Pura Dalem Balingkang berdiri megah pada lahan
seluas 15 hektar di wilayah Desa Pakraman
Pinggan, Kecamatan Kintamani, Kabupaten Bangli. Untuk menuju Pura Dalem
Balingkang, harus turun dari Pura Pucak Penulisan menuju Banjar Paketan di Desa
Pakraman Sukawana. Dari Banjar Paketan
menuruni jalan berliku dengan panorama indah deretan gunung Batur, gunung
Abang, dan gunung Agung menuju Pura Dalem Balingkang. Pura Pucak Penulisan
merupakan hulunya Pura Dalem Balingkang, karena Pura Dalem Balingkang tepat menghadap
ke Pura Pucak Penulisan. Pura Dalem Balingkang seolah-olah dikelilingi oleh
tembok yang terdiri dari bubungan
berupa perbukitan yang melingkari kawah gunung Batur terletak di sebelah timur,
barat, utara dan selatan. Di samping itu juga dikelilingi oleh sungai Melilit
yang merupakan sumber mata air bagi masyarakat sekitarnya. Pura Dalem
Balingkang terletak di sebelah barat kurang lebih 2,5 kilometer dari pemukiaman
atau perumahan masyarakat Desa Pakraman
Pinggan. Sejarah Pura Dalem Balingkang akan dibahas dari beberapa sudut
pandang, diantaranya : 1) Berdasarkan Purana Pura Dalem Balingkang tahun 2009,
2) Berdasarkan mitos masyarakat di sekitar Pura Dalem Balingkang, dan 3)

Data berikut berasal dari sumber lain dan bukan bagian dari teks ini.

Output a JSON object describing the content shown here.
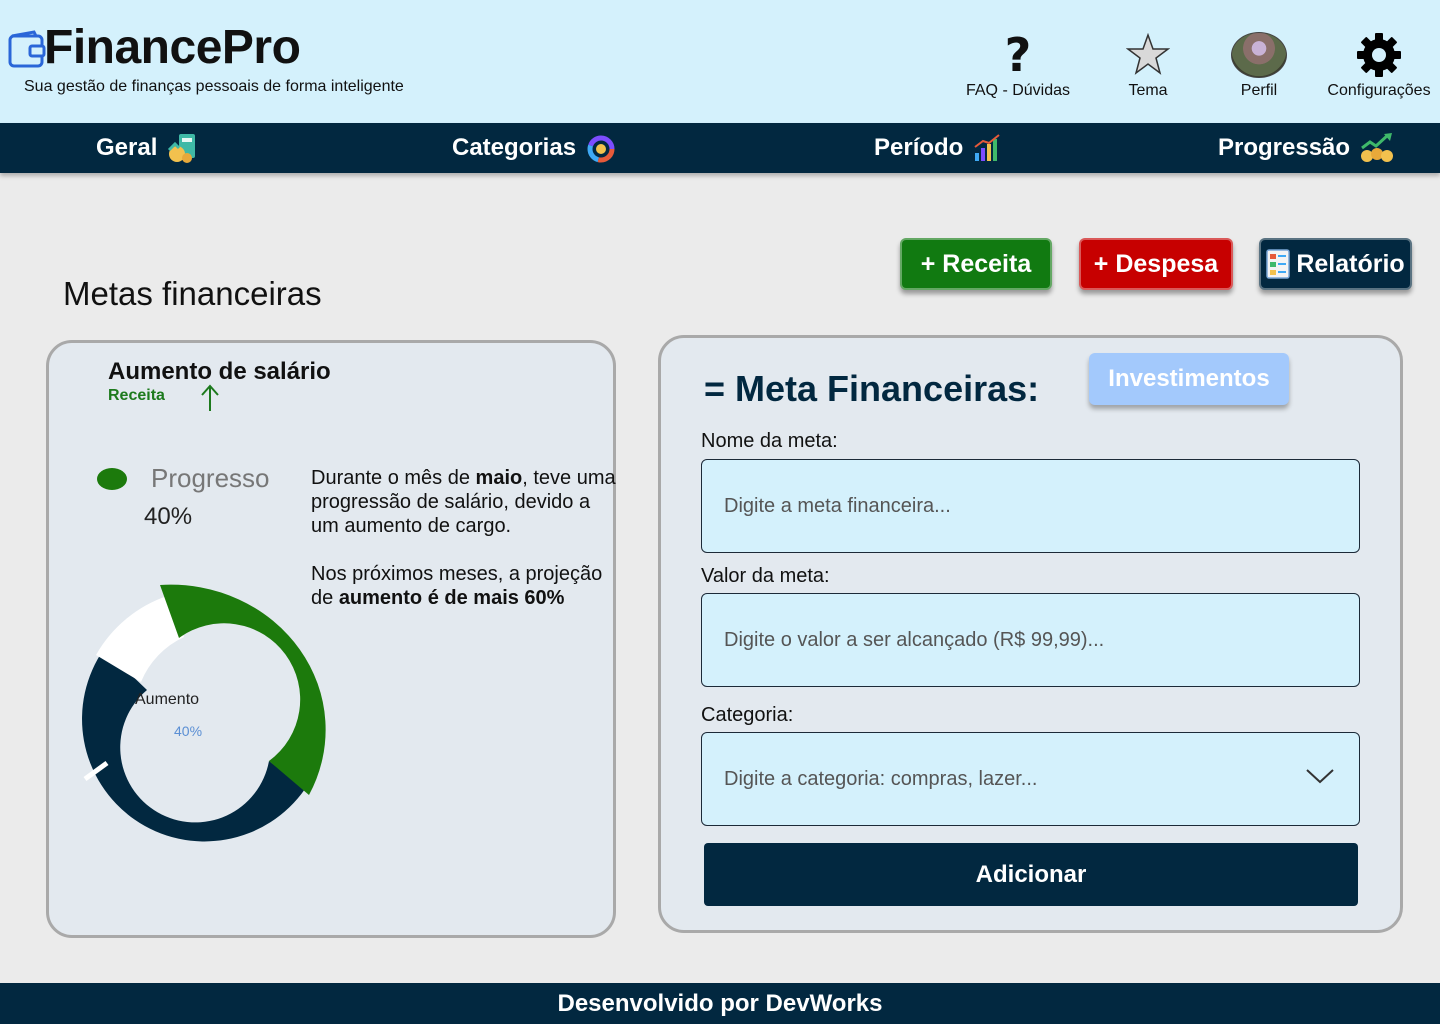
{
  "header": {
    "brand": "FinancePro",
    "tagline": "Sua gestão de finanças pessoais de forma inteligente",
    "items": [
      {
        "label": "FAQ - Dúvidas",
        "icon": "question-icon"
      },
      {
        "label": "Tema",
        "icon": "star-icon"
      },
      {
        "label": "Perfil",
        "icon": "avatar"
      },
      {
        "label": "Configurações",
        "icon": "gear-icon"
      }
    ]
  },
  "nav": {
    "items": [
      {
        "label": "Geral",
        "icon": "money-icon"
      },
      {
        "label": "Categorias",
        "icon": "category-icon"
      },
      {
        "label": "Período",
        "icon": "bar-chart-icon"
      },
      {
        "label": "Progressão",
        "icon": "growth-icon"
      }
    ]
  },
  "actions": {
    "receita": "+ Receita",
    "despesa": "+ Despesa",
    "relatorio": "Relatório"
  },
  "section_title": "Metas financeiras",
  "goal_card": {
    "title": "Aumento de salário",
    "type": "Receita",
    "legend_label": "Progresso",
    "legend_value": "40%",
    "desc1_a": "Durante o mês de ",
    "desc1_b": "maio",
    "desc1_c": ", teve uma progressão de salário, devido a um aumento de cargo.",
    "desc2_a": "Nos próximos meses, a projeção de ",
    "desc2_b": "aumento é de mais 60%",
    "donut_label": "Aumento",
    "donut_value": "40%",
    "progress": 0.4
  },
  "form": {
    "title": "= Meta Financeiras:",
    "chip": "Investimentos",
    "name_label": "Nome da meta:",
    "name_placeholder": "Digite a meta financeira...",
    "value_label": "Valor da meta:",
    "value_placeholder": "Digite o valor a ser alcançado (R$ 99,99)...",
    "category_label": "Categoria:",
    "category_placeholder": "Digite a categoria: compras, lazer...",
    "submit": "Adicionar"
  },
  "footer": "Desenvolvido por DevWorks",
  "colors": {
    "header_bg": "#d4f1fc",
    "navy": "#022840",
    "green": "#117a11",
    "red": "#c70000",
    "chip": "#a3c9fc"
  }
}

Berdasarkan Kekawin Barong Landung.
Purana
Pura Dalem Balingkang (2009)
Purana Pura Dalem Balingkang menyebutkan bahwa
maharaja Sri Haji Jayapangus beristana di gunung Panarajon. Pada masa
pemerintahannya maharaja Sri Haji Jayapangus didampingi oleh permaisuri beliau
yang bergelar Sri Parameswari Induja Ketana. Beliau Sri Parameswari Induja
Ketana disebut sebagai putri utama yang sangat bijak. Beliau berasal dari danau
Batur yang merupakan keturunan Bali Mula
atau Bali asli. Pada masa pemerintahan waktu itu yang menjabat sebagai Senapati
Kuturan adalah Mpu Nirjamna. Beliau mempunyai dua orang penasehat yang bergelar Mpu Siwa Gandhu dan Mpu Lim. Mpu
Lim mempunyai dayang berwajah cantik bernama Kang Cing We, putri dari I
Subandar yang memperistri Jangir yaitu wanita Bali.
Setelah lama Kang Cing We menjadi dayang Mpu Lim,
ada keinginan beliau Sri Haji Jayapangus untuk memperistri Kang Cing We sekaligus
diupacarai. Oleh karena demikian keinginan beliau, segaralah beliau Mpu Siwa
Gandhu menghadap dan memberikan saran kepada baginda raja. Bahwa kehendak
baginda raja memperistri putri I Subandar yaitu Kang Cing We tidak tepat,
karena baginda raja beragama Hindu sedangkan Kang Cing We beragama Buddha.
Namum, nasehat Sang Dwija tidak diindahkan oleh baginda raja. Marahlah baginda
raja kepada Bhagawantanya, oleh karena demikian Mpu Siwa Gandu tidak lagi
menjadi penasehat di kerajaan Panarajon. Segeralah baginda melangsungkan
upacara pernikahan, yang disaksikan oleh para rohaniawan dari agama Hindu
maupun agama Buddha, para pejabat seperti sang pamegat, para pejabat desa, dan para karaman. Setelah beberapa lama upacara pernikahan berlalu, I
Subandar mempersembahkan dua keping uang kepeng atau pis bolong untuk bekal putrinya mengabdi kepada baginda raja.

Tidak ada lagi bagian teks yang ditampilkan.